Damals hatte Antonius die Gesellschaft »Freunde des Lebens« genannt, doch nun gab er ihr einen neuen Namen und bezeichnete sie als »Freunde des Todes«.

Im Bankettsaal drängten sich die erlauchtesten Mitglieder der alexandrinischen Gesellschaft, denen die Sklaven beim Eintreten geflochtene Kränze aus Weiden, Mohn und Nachtschattengewächsen überreicht hatten, den symbolischen Zeichen der Unterwelt. Zur Unterhaltung hatte Antonius zwei dionysische Schauspieler eingeladen, wovon einer das schwarze Gewand des Hades trug und der andere als geierköpfiger Anubis erschienen war.

Antonius hatte sein Gesicht unter der doppelgesichtigen Maske von Tragödie und Komödie verborgen und verkündete allen, daß in den anstehenden Tagen sowohl die eine als auch die andere Hälfte ihren Zweck erfüllen würde.

Antonius hatte nur eine Regel für den Abend erhoben: Keiner der Anwesenden durfte von Octavian oder dem herannahenden römischen Heer reden, sondern man sollte nur Themen wählen, die sich um harmlose Dinge wie Mode, Speisen, Theater oder Musik drehten.

Während in den Nischen des Saals Musikanten auf Harfen spielten, wurden prächtige Silbertabletts mit dem Festmahl aufgetragen, zu dem gebratene Hirschstücke gehörten, Gazellenlendchen in würzigen Soßen, Klößchen aus Heuschreckenkrebsen, Austern mit Zitronensorbet, mit Wachtelfleisch gefüllte Enten, geschmortes Wildgeflügel und zarte Lammrücken in Minzesoße.
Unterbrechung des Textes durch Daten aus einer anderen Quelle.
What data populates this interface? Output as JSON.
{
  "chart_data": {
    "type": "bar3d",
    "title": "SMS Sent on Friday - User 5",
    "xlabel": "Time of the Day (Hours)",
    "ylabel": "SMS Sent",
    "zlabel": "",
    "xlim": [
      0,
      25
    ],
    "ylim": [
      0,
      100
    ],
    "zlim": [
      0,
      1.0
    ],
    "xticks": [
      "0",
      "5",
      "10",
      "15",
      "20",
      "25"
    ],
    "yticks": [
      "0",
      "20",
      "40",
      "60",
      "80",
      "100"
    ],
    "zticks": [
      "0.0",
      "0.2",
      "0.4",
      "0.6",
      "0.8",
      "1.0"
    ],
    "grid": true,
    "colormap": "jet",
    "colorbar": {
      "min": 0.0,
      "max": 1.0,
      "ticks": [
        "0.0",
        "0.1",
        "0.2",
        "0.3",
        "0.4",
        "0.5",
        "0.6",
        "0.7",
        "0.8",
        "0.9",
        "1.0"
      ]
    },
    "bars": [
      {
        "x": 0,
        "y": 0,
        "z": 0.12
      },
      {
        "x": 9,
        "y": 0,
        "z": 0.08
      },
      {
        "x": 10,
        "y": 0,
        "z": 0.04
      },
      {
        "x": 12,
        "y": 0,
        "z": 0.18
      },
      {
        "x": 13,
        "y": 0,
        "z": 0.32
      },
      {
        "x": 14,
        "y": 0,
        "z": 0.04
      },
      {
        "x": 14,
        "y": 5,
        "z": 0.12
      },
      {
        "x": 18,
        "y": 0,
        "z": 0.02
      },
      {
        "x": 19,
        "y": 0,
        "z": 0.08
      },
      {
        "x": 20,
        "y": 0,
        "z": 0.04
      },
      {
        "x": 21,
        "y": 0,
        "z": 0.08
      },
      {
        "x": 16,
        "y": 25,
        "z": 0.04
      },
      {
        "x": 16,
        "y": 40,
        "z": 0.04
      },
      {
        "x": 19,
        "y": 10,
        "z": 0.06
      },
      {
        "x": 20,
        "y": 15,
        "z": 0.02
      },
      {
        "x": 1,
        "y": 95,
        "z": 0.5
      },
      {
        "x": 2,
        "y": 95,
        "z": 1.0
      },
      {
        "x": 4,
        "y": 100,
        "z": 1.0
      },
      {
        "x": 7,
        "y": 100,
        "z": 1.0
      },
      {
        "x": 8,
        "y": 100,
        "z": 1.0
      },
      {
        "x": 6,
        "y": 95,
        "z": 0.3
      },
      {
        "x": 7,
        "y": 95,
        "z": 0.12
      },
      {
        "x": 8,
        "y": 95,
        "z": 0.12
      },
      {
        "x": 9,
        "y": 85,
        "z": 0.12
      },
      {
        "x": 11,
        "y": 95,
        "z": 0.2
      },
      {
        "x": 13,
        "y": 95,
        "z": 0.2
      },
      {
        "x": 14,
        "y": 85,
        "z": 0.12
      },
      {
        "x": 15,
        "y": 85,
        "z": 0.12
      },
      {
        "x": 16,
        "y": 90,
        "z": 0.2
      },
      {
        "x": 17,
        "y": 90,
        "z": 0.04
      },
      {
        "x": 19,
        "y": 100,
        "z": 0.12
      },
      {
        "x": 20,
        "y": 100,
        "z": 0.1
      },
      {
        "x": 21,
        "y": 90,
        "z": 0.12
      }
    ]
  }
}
Dazu wurden die besten italienischen Weine gereicht sowie später frische Melonenscheiben, Weintrauben, Datteln aus Jericho, Feigen und Honigkuchen.
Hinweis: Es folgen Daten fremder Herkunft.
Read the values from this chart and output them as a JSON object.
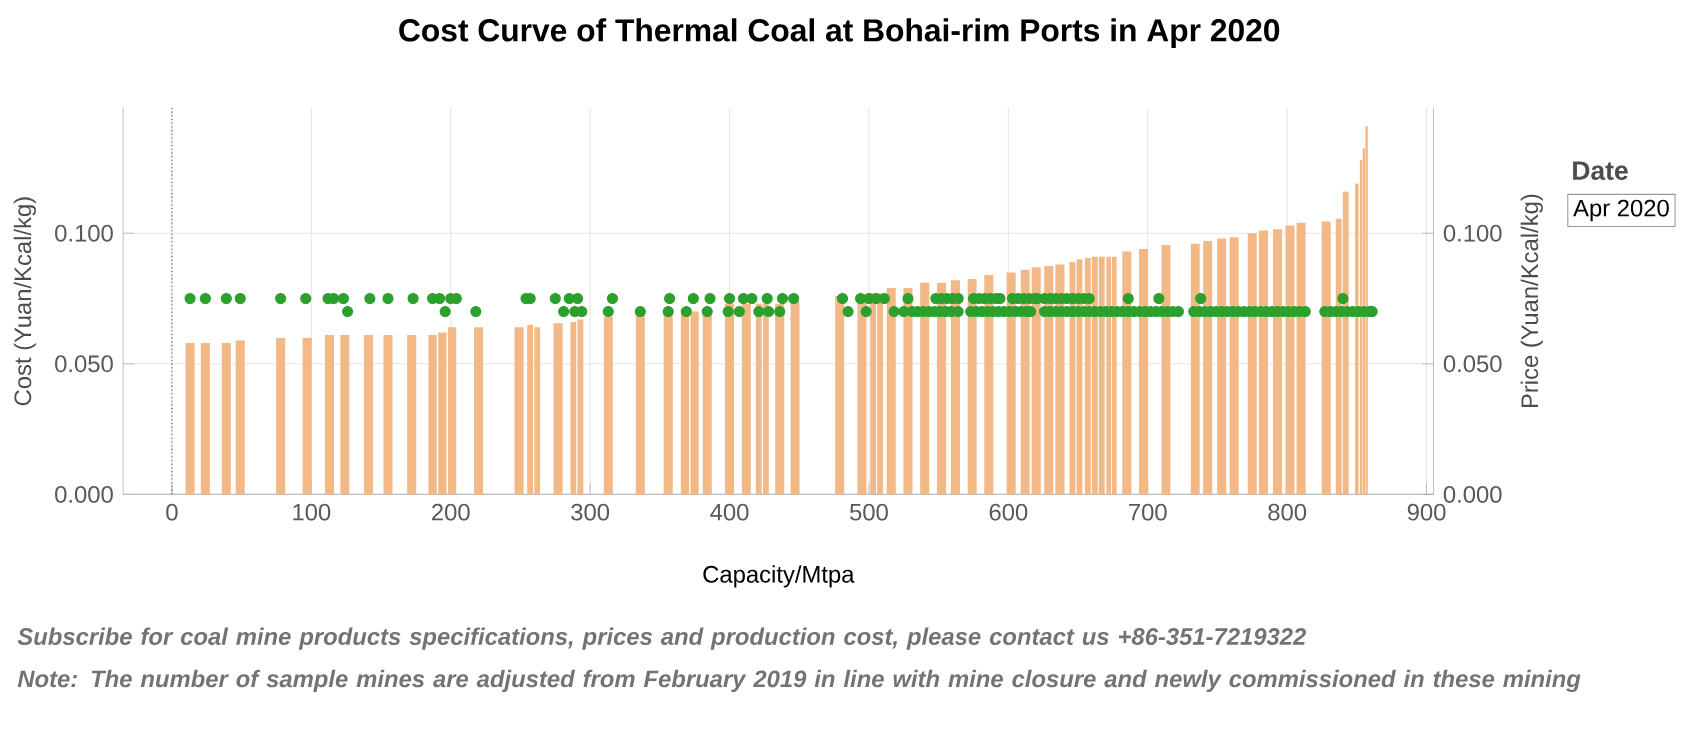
{
  "chart_data": {
    "type": "bar",
    "title": "Cost Curve of Thermal Coal at Bohai-rim Ports in Apr 2020",
    "xlabel": "Capacity/Mtpa",
    "ylabel": "Cost (Yuan/Kcal/kg)",
    "y2label": "Price (Yuan/Kcal/kg)",
    "xlim": [
      -35,
      905
    ],
    "xticks": [
      0,
      100,
      200,
      300,
      400,
      500,
      600,
      700,
      800,
      900
    ],
    "ylim": [
      0,
      0.148
    ],
    "yticks": [
      {
        "value": 0,
        "label": "0.000"
      },
      {
        "value": 0.05,
        "label": "0.050"
      },
      {
        "value": 0.1,
        "label": "0.100"
      }
    ],
    "y2lim": [
      0,
      0.148
    ],
    "y2ticks": [
      {
        "value": 0,
        "label": "0.000"
      },
      {
        "value": 0.05,
        "label": "0.050"
      },
      {
        "value": 0.1,
        "label": "0.100"
      }
    ],
    "grid": true,
    "ref_lines": [
      {
        "axis": "x",
        "value": 0,
        "line_style": "dotted",
        "color": "#333333"
      }
    ],
    "series": [
      {
        "color": "#f2b886",
        "x": [
          13,
          24,
          39,
          49,
          78,
          97,
          113,
          124,
          141,
          155,
          172,
          187,
          194,
          201,
          220,
          249,
          257,
          262,
          277,
          288,
          293,
          313,
          336,
          356,
          368,
          375,
          384,
          400,
          412,
          421,
          426,
          436,
          447,
          479,
          495,
          503,
          508,
          516,
          528,
          540,
          552,
          562,
          574,
          586,
          602,
          612,
          620,
          629,
          637,
          646,
          651,
          657,
          662,
          667,
          672,
          676,
          685,
          697,
          713,
          734,
          743,
          753,
          762,
          775,
          783,
          793,
          802,
          810,
          828,
          837,
          842,
          850,
          853,
          855,
          857
        ],
        "values": [
          0.058,
          0.058,
          0.058,
          0.059,
          0.06,
          0.06,
          0.061,
          0.061,
          0.061,
          0.061,
          0.061,
          0.061,
          0.062,
          0.064,
          0.064,
          0.064,
          0.065,
          0.064,
          0.0655,
          0.066,
          0.067,
          0.068,
          0.069,
          0.069,
          0.07,
          0.07,
          0.071,
          0.073,
          0.073,
          0.073,
          0.073,
          0.073,
          0.074,
          0.076,
          0.076,
          0.077,
          0.077,
          0.079,
          0.079,
          0.081,
          0.081,
          0.082,
          0.0825,
          0.084,
          0.085,
          0.086,
          0.087,
          0.0875,
          0.088,
          0.089,
          0.09,
          0.0905,
          0.091,
          0.091,
          0.091,
          0.091,
          0.093,
          0.094,
          0.0955,
          0.096,
          0.097,
          0.098,
          0.0985,
          0.1,
          0.101,
          0.1015,
          0.103,
          0.104,
          0.1045,
          0.1055,
          0.116,
          0.119,
          0.128,
          0.1325,
          0.141
        ]
      },
      {
        "type": "scatter",
        "axis": "y2",
        "color": "#2ca02c",
        "marker": "circle",
        "x": [
          13,
          24,
          39,
          49,
          78,
          96,
          112,
          116,
          123,
          142,
          155,
          173,
          187,
          192,
          200,
          204,
          254,
          257,
          275,
          285,
          291,
          316,
          357,
          374,
          386,
          400,
          410,
          416,
          427,
          438,
          446,
          481,
          494,
          500,
          505,
          511,
          528,
          548,
          552,
          556,
          560,
          564,
          575,
          579,
          583,
          587,
          591,
          594,
          603,
          607,
          611,
          615,
          619,
          621,
          626,
          630,
          634,
          638,
          642,
          646,
          650,
          654,
          658,
          686,
          708,
          738,
          840,
          126,
          196,
          218,
          281,
          289,
          294,
          313,
          336,
          356,
          369,
          384,
          399,
          407,
          421,
          428,
          436,
          485,
          498,
          518,
          525,
          531,
          535,
          539,
          543,
          547,
          551,
          555,
          559,
          564,
          573,
          577,
          581,
          585,
          589,
          593,
          597,
          601,
          605,
          609,
          613,
          616,
          626,
          630,
          634,
          638,
          642,
          646,
          650,
          654,
          658,
          662,
          666,
          670,
          674,
          678,
          682,
          686,
          690,
          694,
          698,
          702,
          706,
          710,
          714,
          718,
          722,
          733,
          737,
          741,
          745,
          749,
          753,
          757,
          761,
          765,
          769,
          773,
          777,
          781,
          785,
          789,
          793,
          797,
          801,
          805,
          809,
          813,
          827,
          831,
          835,
          839,
          843,
          847,
          851,
          855,
          859,
          861
        ],
        "values": [
          0.075,
          0.075,
          0.075,
          0.075,
          0.075,
          0.075,
          0.075,
          0.075,
          0.075,
          0.075,
          0.075,
          0.075,
          0.075,
          0.075,
          0.075,
          0.075,
          0.075,
          0.075,
          0.075,
          0.075,
          0.075,
          0.075,
          0.075,
          0.075,
          0.075,
          0.075,
          0.075,
          0.075,
          0.075,
          0.075,
          0.075,
          0.075,
          0.075,
          0.075,
          0.075,
          0.075,
          0.075,
          0.075,
          0.075,
          0.075,
          0.075,
          0.075,
          0.075,
          0.075,
          0.075,
          0.075,
          0.075,
          0.075,
          0.075,
          0.075,
          0.075,
          0.075,
          0.075,
          0.075,
          0.075,
          0.075,
          0.075,
          0.075,
          0.075,
          0.075,
          0.075,
          0.075,
          0.075,
          0.075,
          0.075,
          0.075,
          0.075,
          0.07,
          0.07,
          0.07,
          0.07,
          0.07,
          0.07,
          0.07,
          0.07,
          0.07,
          0.07,
          0.07,
          0.07,
          0.07,
          0.07,
          0.07,
          0.07,
          0.07,
          0.07,
          0.07,
          0.07,
          0.07,
          0.07,
          0.07,
          0.07,
          0.07,
          0.07,
          0.07,
          0.07,
          0.07,
          0.07,
          0.07,
          0.07,
          0.07,
          0.07,
          0.07,
          0.07,
          0.07,
          0.07,
          0.07,
          0.07,
          0.07,
          0.07,
          0.07,
          0.07,
          0.07,
          0.07,
          0.07,
          0.07,
          0.07,
          0.07,
          0.07,
          0.07,
          0.07,
          0.07,
          0.07,
          0.07,
          0.07,
          0.07,
          0.07,
          0.07,
          0.07,
          0.07,
          0.07,
          0.07,
          0.07,
          0.07,
          0.07,
          0.07,
          0.07,
          0.07,
          0.07,
          0.07,
          0.07,
          0.07,
          0.07,
          0.07,
          0.07,
          0.07,
          0.07,
          0.07,
          0.07,
          0.07,
          0.07,
          0.07,
          0.07,
          0.07,
          0.07,
          0.07,
          0.07,
          0.07,
          0.07,
          0.07,
          0.07,
          0.07,
          0.07,
          0.07,
          0.07
        ]
      }
    ],
    "annotations": [
      "Subscribe for coal mine products specifications, prices and production cost, please contact us  +86-351-7219322",
      "Note: The number of sample mines are adjusted from February 2019 in line with mine closure and newly commissioned in these mining",
      "Date",
      "Apr 2020"
    ]
  }
}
Als das Mahl beendet war, ließ Antonius Falernerwein bringen und trug jedem der Gäste auf, dreizehn Trinksprüche vorzutragen. Danach, so versprach er, würde man mit dem Tanz beginnen. Dieser Tanz wurde von Hades geleitet, der die Gäste in einer langen Reihe zu den Klängen von Flöten, Trommeln und Schalmeien durch die Gemächer führte und allmählich das Tempo steigerte, bis der Tanz schließlich einem wilden, ausgelassenen Taumel glich.
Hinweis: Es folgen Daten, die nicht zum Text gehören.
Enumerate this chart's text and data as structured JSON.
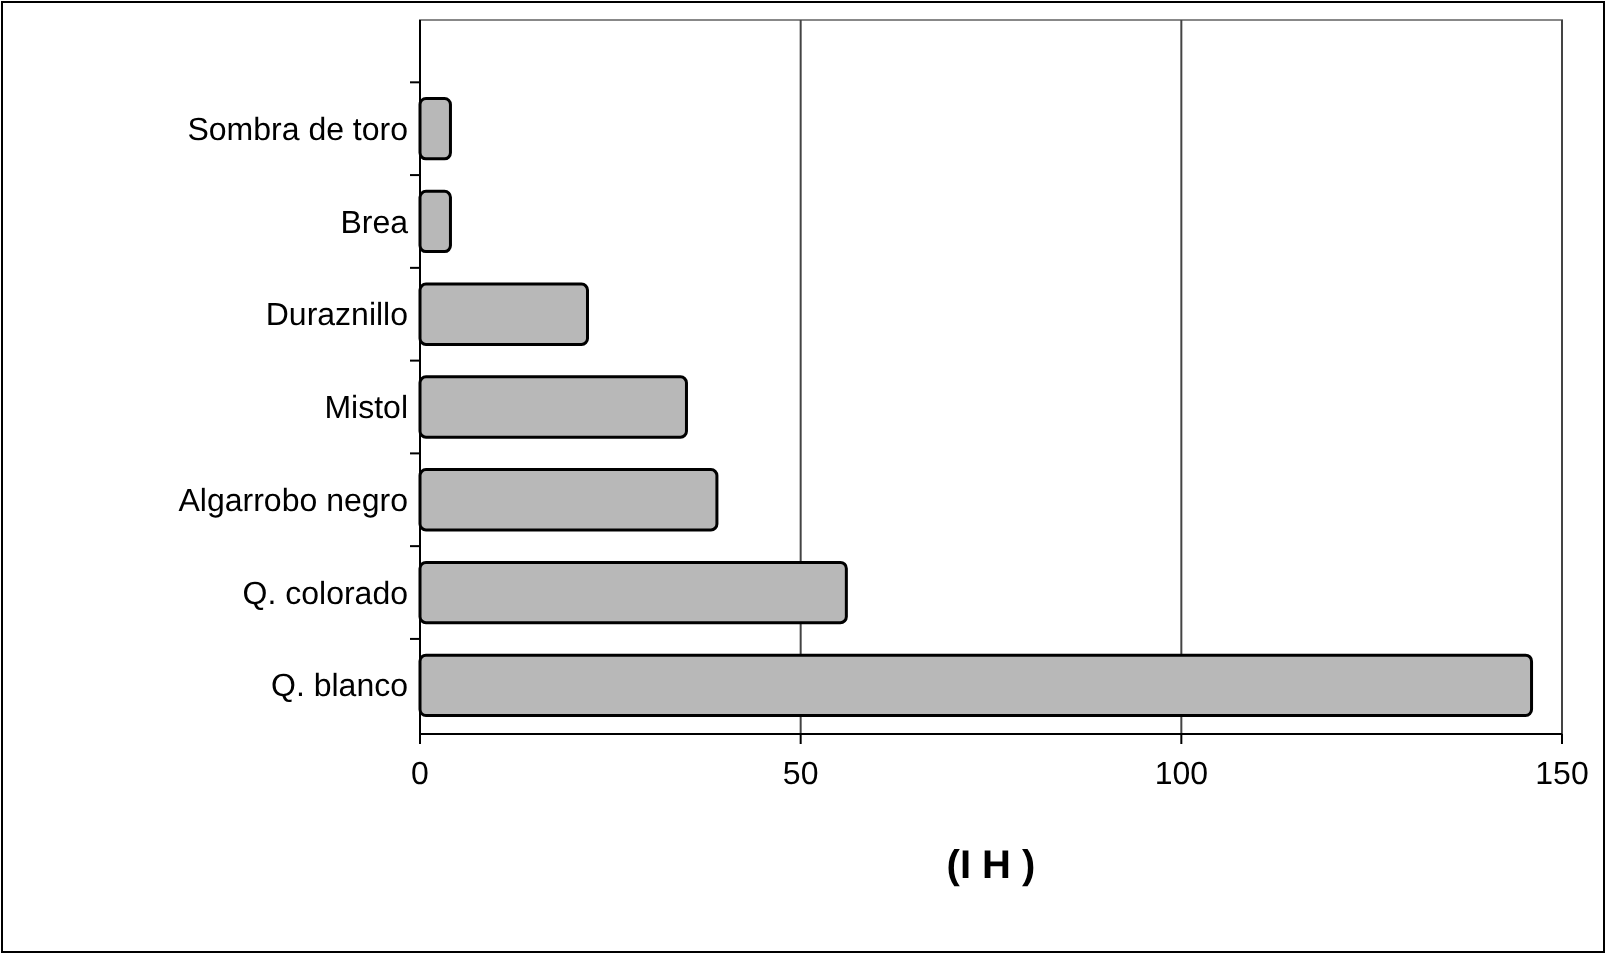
{
  "chart_data": {
    "type": "bar",
    "orientation": "horizontal",
    "xlabel": "(I H )",
    "categories": [
      "Sombra de toro",
      "Brea",
      "Duraznillo",
      "Mistol",
      "Algarrobo negro",
      "Q. colorado",
      "Q. blanco"
    ],
    "values": [
      4,
      4,
      22,
      35,
      39,
      56,
      146
    ],
    "color": "#b8b8b8",
    "xlim": [
      0,
      150
    ],
    "xticks": [
      0,
      50,
      100,
      150
    ],
    "grid": "x"
  }
}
Danach ließen sich alle lachend und erschöpft auf die Ruhelager, die Teppiche oder draußen im Freien auf die Erde fallen, schnappten sich je nach Vorliebe einen der Sklaven oder eine der Sklavinnen und beendeten die Nacht mit einer Orgie der Fleischeslust.

Antonius war mit drei Mänaden hinaus in die Gärten gezogen, wo er die düsteren Tage von Paraetonion mit Hilfe zarter, feuchter Pforten und fester runder Schenkel auslöschte, die Lippen gierig öffnete, um an Weintrauben oder Brüsten zu saugen, Wein von weichen Körpern leckte oder ihn sich in den Mund träufeln ließ, bis er auf dem Höhepunkt seines Sinnenrausches jenen kleinen Tod erfuhr, der ihm ein Abbild des größeren vor Augen führte.

Bruder, ich bitte Dich nicht um Gnade für mich, da ich weiß, welche Art von Mensch Du bist. Dennoch sind wir Brüder gewesen, haben unsere Mahlzeiten geteilt und sind in Liebe und Achtung Deiner Schwester gegenüber verbunden. Ich bitte Dich lediglich, von Ägypten abzulassen und nach Rom zurückzukehren. Ich habe mich gegen Dich erhoben, Kleopatra war nur Verbündete und Vasallin, so wie Amyntas und jene anderen, denen Du Gnade gewährt hast. Gib mir Dein Wort, daß Du sie und ihre Kinder leben läßt! Danach stürze ich mich in mein Schwert und mache allem ein Ende. Ich bin Dein Feind, nicht sie. So Du es mir verweigerst, nehme ich die Legionen, die mir verblieben sind, und die Flotte, um Dich bis zu meinem letzten Atemzug zu verfolgen. Laß ihnen das Leben, und es ist vorbei. Laß außer dem meinen kein Blut mehr fließen. Gewähre Kleopatra das Leben. Marcus Antonius.

11

Im glühendheißen Monat Julius stand Octavian kurz vor Joppa, nur mehr dreihundert Meilen von ihnen entfernt. Alexandria lag unter einer Schicht aus Staub und Hitze, die nur erträglich wurde, wenn sich der Wind vom Meer erhob.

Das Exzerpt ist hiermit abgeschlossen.